Building a new website from scratch and doing a big bang release didn’t feel like the right choice. That would mean spending all development effort on a new site, essentially reducing improvements to the existing site to zero. Also, it would require us to rebuild WordPress functionality like editing news posts and SEO optimalizations without actually gaining any benefits. Therefore we chose to incrementally move to Java, keeping WordPress where it works best and introducing Java where WordPress falls short. Working incrementally would also allow us to test new functionality locally without impacting the whole site. Especially for websites which are quite dependent on SEO (search engine optimization) you cannot easily rollback a new feature which negatively impacts SEO; it takes days for Google to pick up changes which makes this a slow process.

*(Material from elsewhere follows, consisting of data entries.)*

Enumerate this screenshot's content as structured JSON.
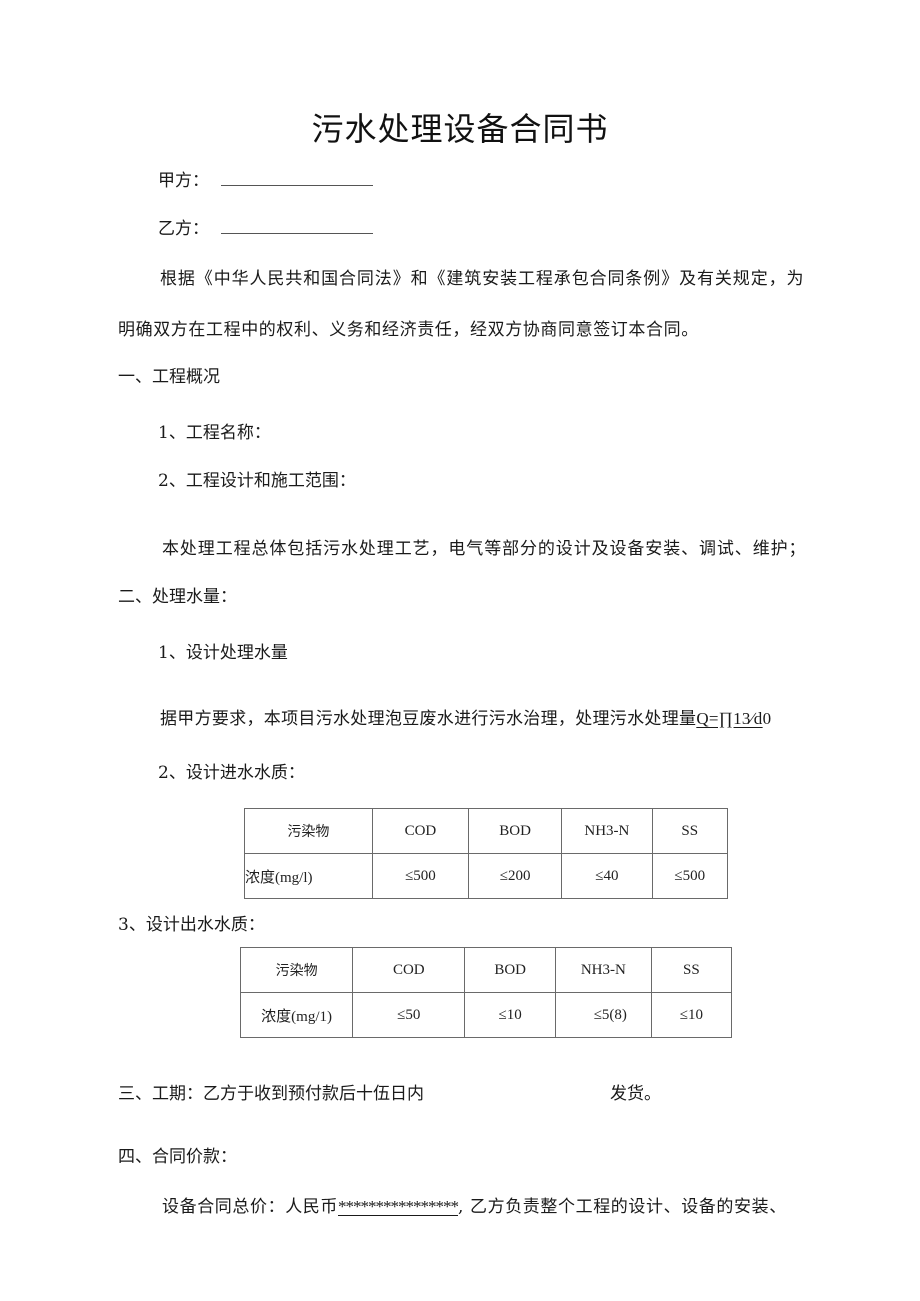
{
  "document": {
    "title": "污水处理设备合同书",
    "party_a_label": "甲方：",
    "party_b_label": "乙方：",
    "intro_line1": "根据《中华人民共和国合同法》和《建筑安装工程承包合同条例》及有关规定，为",
    "intro_line2": "明确双方在工程中的权利、义务和经济责任，经双方协商同意签订本合同。",
    "section1": {
      "heading": "一、工程概况",
      "item1": "1、工程名称：",
      "item2": "2、工程设计和施工范围：",
      "scope_text": "本处理工程总体包括污水处理工艺，电气等部分的设计及设备安装、调试、维护；"
    },
    "section2": {
      "heading": "二、处理水量：",
      "item1": "1、设计处理水量",
      "capacity_text": "据甲方要求，本项目污水处理泡豆废水进行污水治理，处理污水处理量",
      "capacity_value": "Q=∏13∕d",
      "capacity_suffix": "0",
      "item2": "2、设计进水水质：",
      "inlet_table": {
        "headers": [
          "污染物",
          "COD",
          "BOD",
          "NH3-N",
          "SS"
        ],
        "row": [
          "浓度(mg/l)",
          "≤500",
          "≤200",
          "≤40",
          "≤500"
        ]
      },
      "item3": "3、设计出水水质：",
      "outlet_table": {
        "headers": [
          "污染物",
          "COD",
          "BOD",
          "NH3-N",
          "SS"
        ],
        "row": [
          "浓度(mg/1)",
          "≤50",
          "≤10",
          "≤5(8)",
          "≤10"
        ]
      }
    },
    "section3": {
      "text": "三、工期：乙方于收到预付款后十伍日内",
      "suffix": "发货。"
    },
    "section4": {
      "heading": "四、合同价款：",
      "price_prefix": "设备合同总价：人民币",
      "price_masked": "****************",
      "price_suffix": ", 乙方负责整个工程的设计、设备的安装、"
    }
  }
}
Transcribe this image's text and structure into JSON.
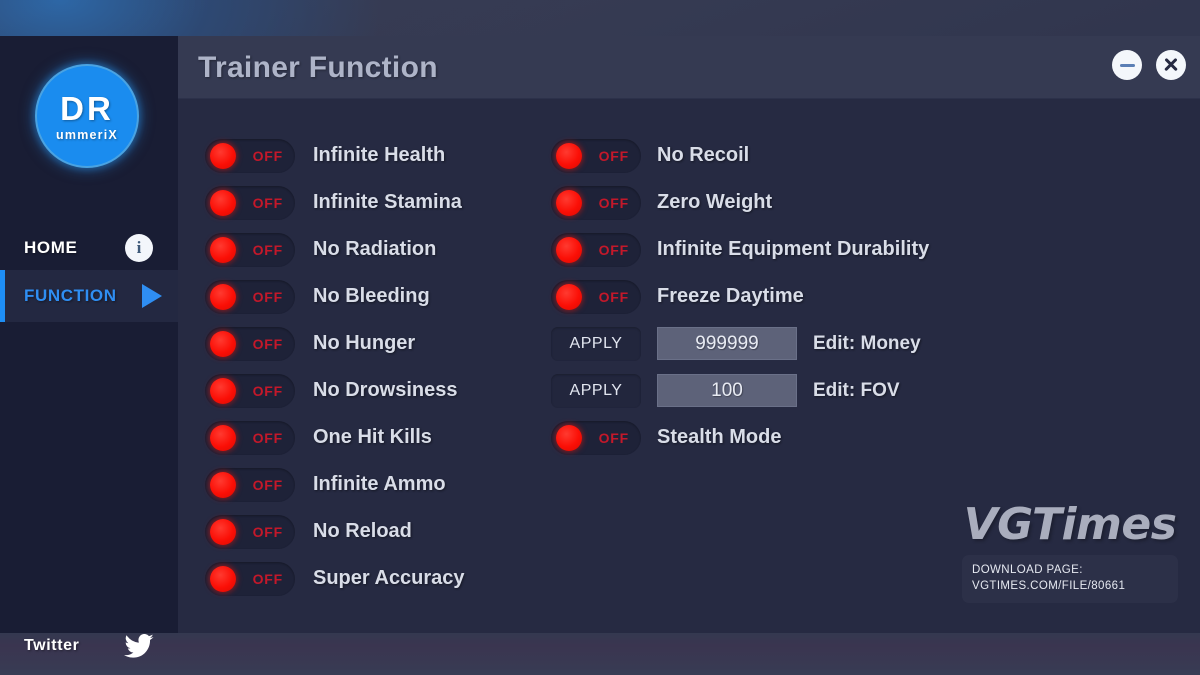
{
  "window": {
    "title": "Trainer Function",
    "controls": [
      {
        "name": "minimize-button",
        "label": "minimize-icon"
      },
      {
        "name": "close-button",
        "label": "close-icon"
      }
    ]
  },
  "sidebar": {
    "logo": {
      "main": "DR",
      "sub": "ummeriX"
    },
    "items": [
      {
        "label": "HOME",
        "icon": "info-icon"
      },
      {
        "label": "FUNCTION",
        "icon": "play-icon",
        "active": true
      }
    ],
    "footer": {
      "label": "Twitter",
      "icon": "twitter-icon"
    }
  },
  "options": {
    "state_off": "OFF",
    "apply_label": "APPLY",
    "left_column": [
      {
        "label": "Infinite Health",
        "state": "OFF"
      },
      {
        "label": "Infinite Stamina",
        "state": "OFF"
      },
      {
        "label": "No Radiation",
        "state": "OFF"
      },
      {
        "label": "No Bleeding",
        "state": "OFF"
      },
      {
        "label": "No Hunger",
        "state": "OFF"
      },
      {
        "label": "No Drowsiness",
        "state": "OFF"
      },
      {
        "label": "One Hit Kills",
        "state": "OFF"
      },
      {
        "label": "Infinite Ammo",
        "state": "OFF"
      },
      {
        "label": "No Reload",
        "state": "OFF"
      },
      {
        "label": "Super Accuracy",
        "state": "OFF"
      }
    ],
    "right_column": [
      {
        "type": "toggle",
        "label": "No Recoil",
        "state": "OFF"
      },
      {
        "type": "toggle",
        "label": "Zero Weight",
        "state": "OFF"
      },
      {
        "type": "toggle",
        "label": "Infinite Equipment Durability",
        "state": "OFF"
      },
      {
        "type": "toggle",
        "label": "Freeze Daytime",
        "state": "OFF"
      },
      {
        "type": "edit",
        "button": "APPLY",
        "value": "999999",
        "label": "Edit: Money"
      },
      {
        "type": "edit",
        "button": "APPLY",
        "value": "100",
        "label": "Edit: FOV"
      },
      {
        "type": "toggle",
        "label": "Stealth Mode",
        "state": "OFF"
      }
    ]
  },
  "watermark": {
    "logo": "VGTimes",
    "line1": "DOWNLOAD PAGE:",
    "line2": "VGTIMES.COM/FILE/80661"
  },
  "colors": {
    "accent_blue": "#1e8ef5",
    "toggle_red": "#fb0f06",
    "state_off_text": "#c4182a",
    "window_body": "#262a42",
    "sidebar": "#191d34",
    "titlebar": "#353a52"
  }
}
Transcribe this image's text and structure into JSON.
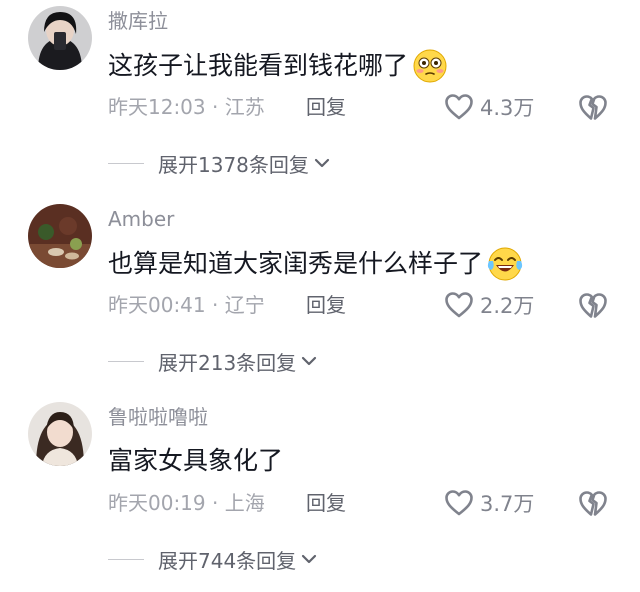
{
  "comments": [
    {
      "username": "撒库拉",
      "text": "这孩子让我能看到钱花哪了",
      "emoji": "flushed-face-emoji",
      "time_location": "昨天12:03 · 江苏",
      "reply_label": "回复",
      "likes": "4.3万",
      "expand_label": "展开1378条回复"
    },
    {
      "username": "Amber",
      "text": "也算是知道大家闺秀是什么样子了",
      "emoji": "laughing-tears-emoji",
      "time_location": "昨天00:41 · 辽宁",
      "reply_label": "回复",
      "likes": "2.2万",
      "expand_label": "展开213条回复"
    },
    {
      "username": "鲁啦啦噜啦",
      "text": "富家女具象化了",
      "emoji": "",
      "time_location": "昨天00:19 · 上海",
      "reply_label": "回复",
      "likes": "3.7万",
      "expand_label": "展开744条回复"
    }
  ],
  "colors": {
    "username": "#8d8f99",
    "text": "#151821",
    "meta": "#a3a5ad",
    "action": "#60636d"
  }
}
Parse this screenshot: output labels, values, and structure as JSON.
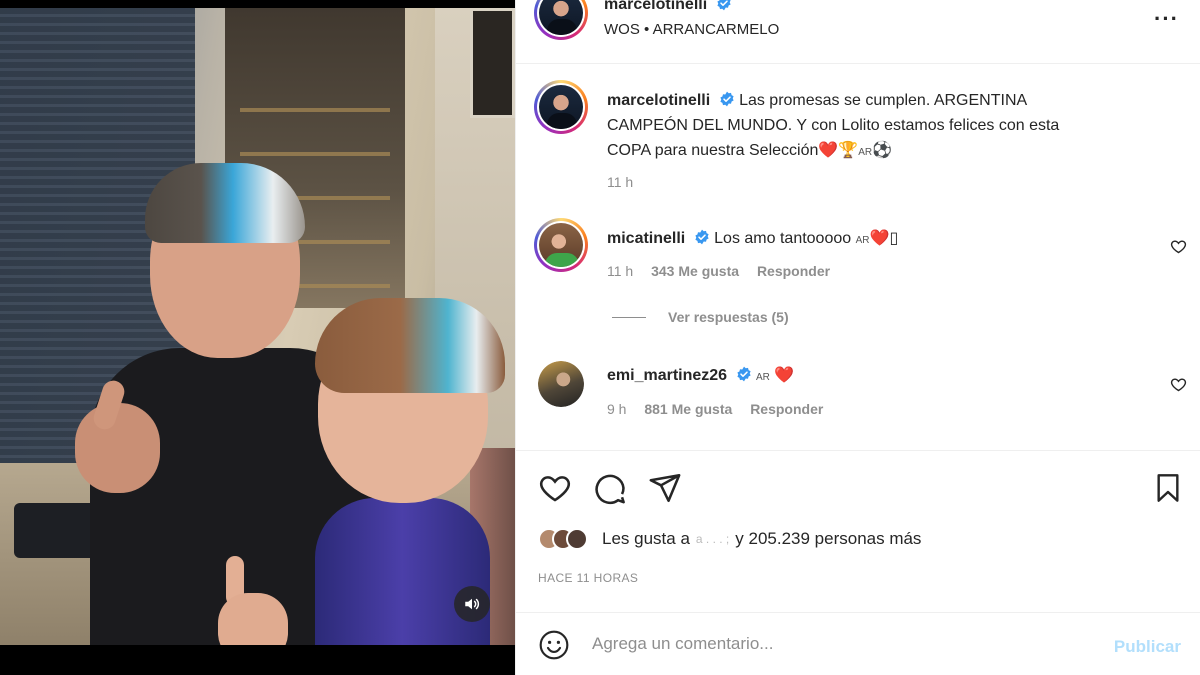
{
  "post": {
    "author": "marcelotinelli",
    "audio": "WOS • ARRANCARMELO",
    "more_icon": "more-dots-icon",
    "verified_color": "#3897f0"
  },
  "caption": {
    "username": "marcelotinelli",
    "text_1": "Las promesas se cumplen. ARGENTINA",
    "text_2": "CAMPEÓN DEL MUNDO. Y con Lolito estamos felices con esta",
    "text_3": "COPA para nuestra Selección",
    "emoji_tail": "❤️🏆",
    "flag": "AR",
    "ball": "⚽",
    "time": "11 h"
  },
  "comments": [
    {
      "username": "micatinelli",
      "text": "Los amo tantooooo",
      "flag": "AR",
      "heart": "❤️",
      "glyph": "▯",
      "time": "11 h",
      "likes": "343 Me gusta",
      "reply": "Responder",
      "view_replies": "Ver respuestas (5)"
    },
    {
      "username": "emi_martinez26",
      "flag": "AR",
      "heart": "❤️",
      "time": "9 h",
      "likes": "881 Me gusta",
      "reply": "Responder"
    }
  ],
  "actions": {
    "like_icon": "heart-icon",
    "comment_icon": "comment-icon",
    "share_icon": "paper-plane-icon",
    "save_icon": "bookmark-icon"
  },
  "likes": {
    "prefix": "Les gusta a",
    "redacted": "a . .       . ;",
    "suffix": "y 205.239 personas más"
  },
  "posted": "HACE 11 HORAS",
  "composer": {
    "placeholder": "Agrega un comentario...",
    "publish": "Publicar",
    "emoji_icon": "smiley-icon"
  },
  "colors": {
    "accent": "#0095f6",
    "publish_disabled": "#b2dffc",
    "meta": "#8e8e8e"
  }
}
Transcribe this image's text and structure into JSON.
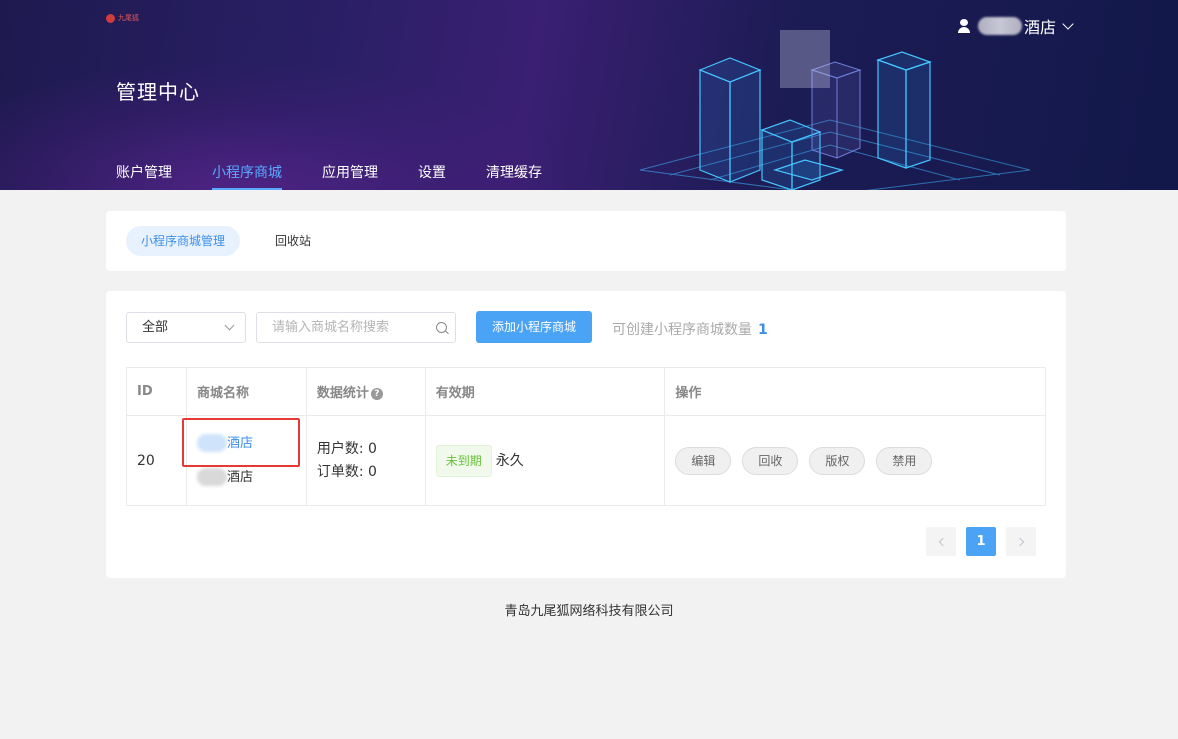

So the goal was to have Java and WordPress to coexist happily together. Our initial strategy was to share the database but nothing else. In the WordPress model, everything is a post. Posts can have tags or can be placed in a category (which in turn, is sort of a tag).

simple wordpress overview

For our future plans we needed to have a more structured approach, where we could for example relate payment providers to methods and markets. Thus we would like to have separate entities for those objects. In WordPress, these different objects were all posts belonging to specific categories. Therefore, we defined views for each of those entities. The newly build java frontend would then solely make use of these views so it stayed independent of WordPress. The views thus acted as a sort of Facade or Anti-corruption layer in domain-driven design.

wordpress and java

These views would then hide many of the nasty details of WordPress. For example, in this case, logo’s were stored using a plugin called ‘Cimy User Extra Fields’. Categories and tags are stored in the wp_term with a mapping tables called wp_term_taxonomy and wp_term_relationships. The view for providers, the posts in a specific category 123, is thus defined as:


create view ap_providers
as
select distinct p.ID as id,
p.post_title as name,
p.post_name as slug,
p.ID as wpPost_id,
u.ID as wpUser_id,
cd_picture.value as logoUrl
from wp_posts p
join wp_term_relationships tr
on tr.object_id = p.ID
join wp_term_taxonomy tt
on tr.term_taxonomy_id = tt.term_taxonomy_id
join wp_terms t
on t.term_id = tt.term_id
join wp_users u
on u.ID = p.post_author
join wp_cimy_uef_data cd_picture
on cd_picture.USER_ID = u.ID
join wp_cimy_uef_fields cf
on cf.name = 'PICTURE'
and cd_picture.FIELD_ID = cf.ID
where t.term_id=123;

For each page we wanted to migrate, we would define a new data model, define a view for it and then build a Java frontend for that page.
Ultimately, when the whole frontend is moved to Java, we could then replace the views with actual tables and build a new Java admin on top of those.